Convidado a trabalhar na Assessoria de Relações Públicas da Fundação Nacional do Índio - FUNAI - ele se dedica a avaliar o comportamento da imprensa brasileira diante da questão indígena, cujas principais evidências foram reunidas no livro O índio, um mito brasileiro (Petrópolis, Vozes, 1977).

 

Criação literária

Paralelamente à produção científica sobre os fenômenos sociais da comunicação e do jornalismo, Luiz Beltrão dedicou-se à literatura, escrevendo contos, novelas e romances. Seu primeiro livro literário foi o romance Os senhores do mundo (Recife, 1950). Depois, surgiram: Quilometro Zero (Recife, 1958), A serpente no atalho (Brasília, 1974), A greve dos desempregados (São Paulo, 1984). 

Sua última fase intelectual foi marcada pelo memorialismo, dela resultando dois livros póstumos: Contos de Olanda (Recife, 1989) e Memórias de Olinda (Recife, FIAM, 1996).

A consagração dessa atividade como ficcionista ocorre com a sua eleição para a Academia Brasiliense de Letras. Ela conquista nova dimensão com a sua redescoberta pelo escritor gaúchoAntonio Hohlfeldt, autor do recente ensaio “Luiz Beltrão, do jornalismo à literatura”, publicado pelaRevista Brasileira deCiências da Comunicação, vol. XXVI, n. 1, São Paulo, Intercom, p. 69-78.

A propósito da sua faceta literária, Hohlfeldt diz enfaticamente: “Para quem leia o conjunto de seis livros de ficção de Luiz Beltrão, editados entre 1950 e 1989, uma constatação salta logo aos olhos: excetuando-se os dois livros de contos, que apresentam excelentes trabalhos e alguns menos inspirados, os romances e novelas evidenciam um amadurecimento literário que se traduz tanto na escolha dos temas quanto na linguagem com que aborda cada um deles.”

Reconhecido pela comunidade acadêmica como o pioneiro dos estudos científicos sobre comunicação no Brasil, Luiz Beltrão faleceu em Brasília, no dia 24 de outubro de 1986.  Sua trajetória intelectual foi descrita no livro organizado por Roberto Benjamin– Itinerário de Luiz Beltrão (Recife, AIP/ UNICAP, 1998).

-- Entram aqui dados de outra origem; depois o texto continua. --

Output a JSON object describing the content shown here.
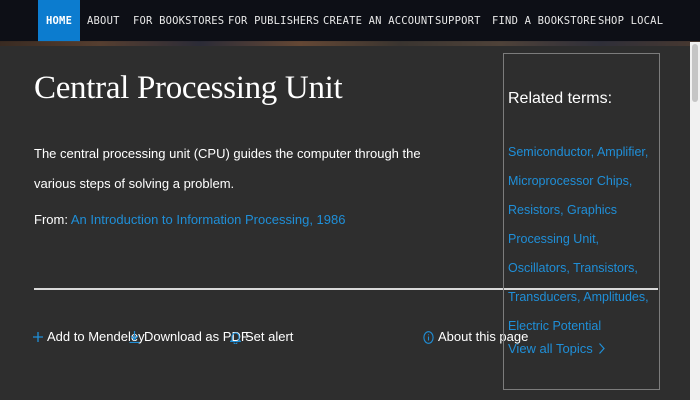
{
  "nav": {
    "items": [
      {
        "label": "HOME",
        "active": true
      },
      {
        "label": "ABOUT"
      },
      {
        "label": "FOR BOOKSTORES"
      },
      {
        "label": "FOR PUBLISHERS"
      },
      {
        "label": "CREATE AN ACCOUNT"
      },
      {
        "label": "SUPPORT"
      },
      {
        "label": "FIND A BOOKSTORE"
      },
      {
        "label": "SHOP LOCAL"
      }
    ]
  },
  "main": {
    "title": "Central Processing Unit",
    "description": "The central processing unit (CPU) guides the computer through the various steps of solving a problem.",
    "from_label": "From:",
    "from_link": "An Introduction to Information Processing, 1986",
    "actions": {
      "add_label": "Add to Mendeley",
      "download_label": "Download as PDF",
      "alert_label": "Set alert",
      "about_label": "About this page"
    }
  },
  "sidebar": {
    "heading": "Related terms:",
    "terms": "Semiconductor, Amplifier, Microprocessor Chips, Resistors, Graphics Processing Unit, Oscillators, Transistors, Transducers, Amplitudes, Electric Potential",
    "view_all": "View all Topics"
  },
  "colors": {
    "accent": "#1f8fd8",
    "nav_active": "#0c7ccf",
    "background": "#2e2e2e",
    "nav_background": "#0d0f16"
  },
  "icons": {
    "add": "plus-icon",
    "download": "download-icon",
    "alert": "bell-icon",
    "about": "info-icon",
    "view_all": "chevron-right-icon"
  }
}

Sua atuação científica constituiu o objeto de várias teses de doutorado, defendidas em São Paulo: Fátima Feliciano – Luiz Beltrão, um senhor do mundo (São Paulo, ECA-USP, 1993), Rosa Nava – Comunicações & Problemas: o primeiro periódico científico em comunicação no Brasil (São Paulo, UMESP, 2002), Eliane Mergulhão – Marcas da Folkcomunicação na obra literária de Luiz Beltrão (São Paulo, UMESP, 2008) e Maria Isabel Amphilo – A gênese, o desenvolvimento e a institucionalização da Folkcomunicação (São Paulo, UMESP, 2010).

A obra de estréia de Beltrão no cenário intelectual brasileiro – Iniciação à filosofia do jornalismo (1960) – integra a coleção denominada “Clássicos do Jornalismo Brasileiro”, publicada pela EDUSP. Ele ganhou, portanto, lugar de realce na galeria jornalística composta pelo seu conterrâneo, o pernambucano Barbosa Lima Sobrinho, bem como pelo baiano Rui Barbosa, pelos paulistas Carlos Rizzini e Danton Jobim e pelos cariocas Carlos Lacerda e Alceu de Amoroso Lima.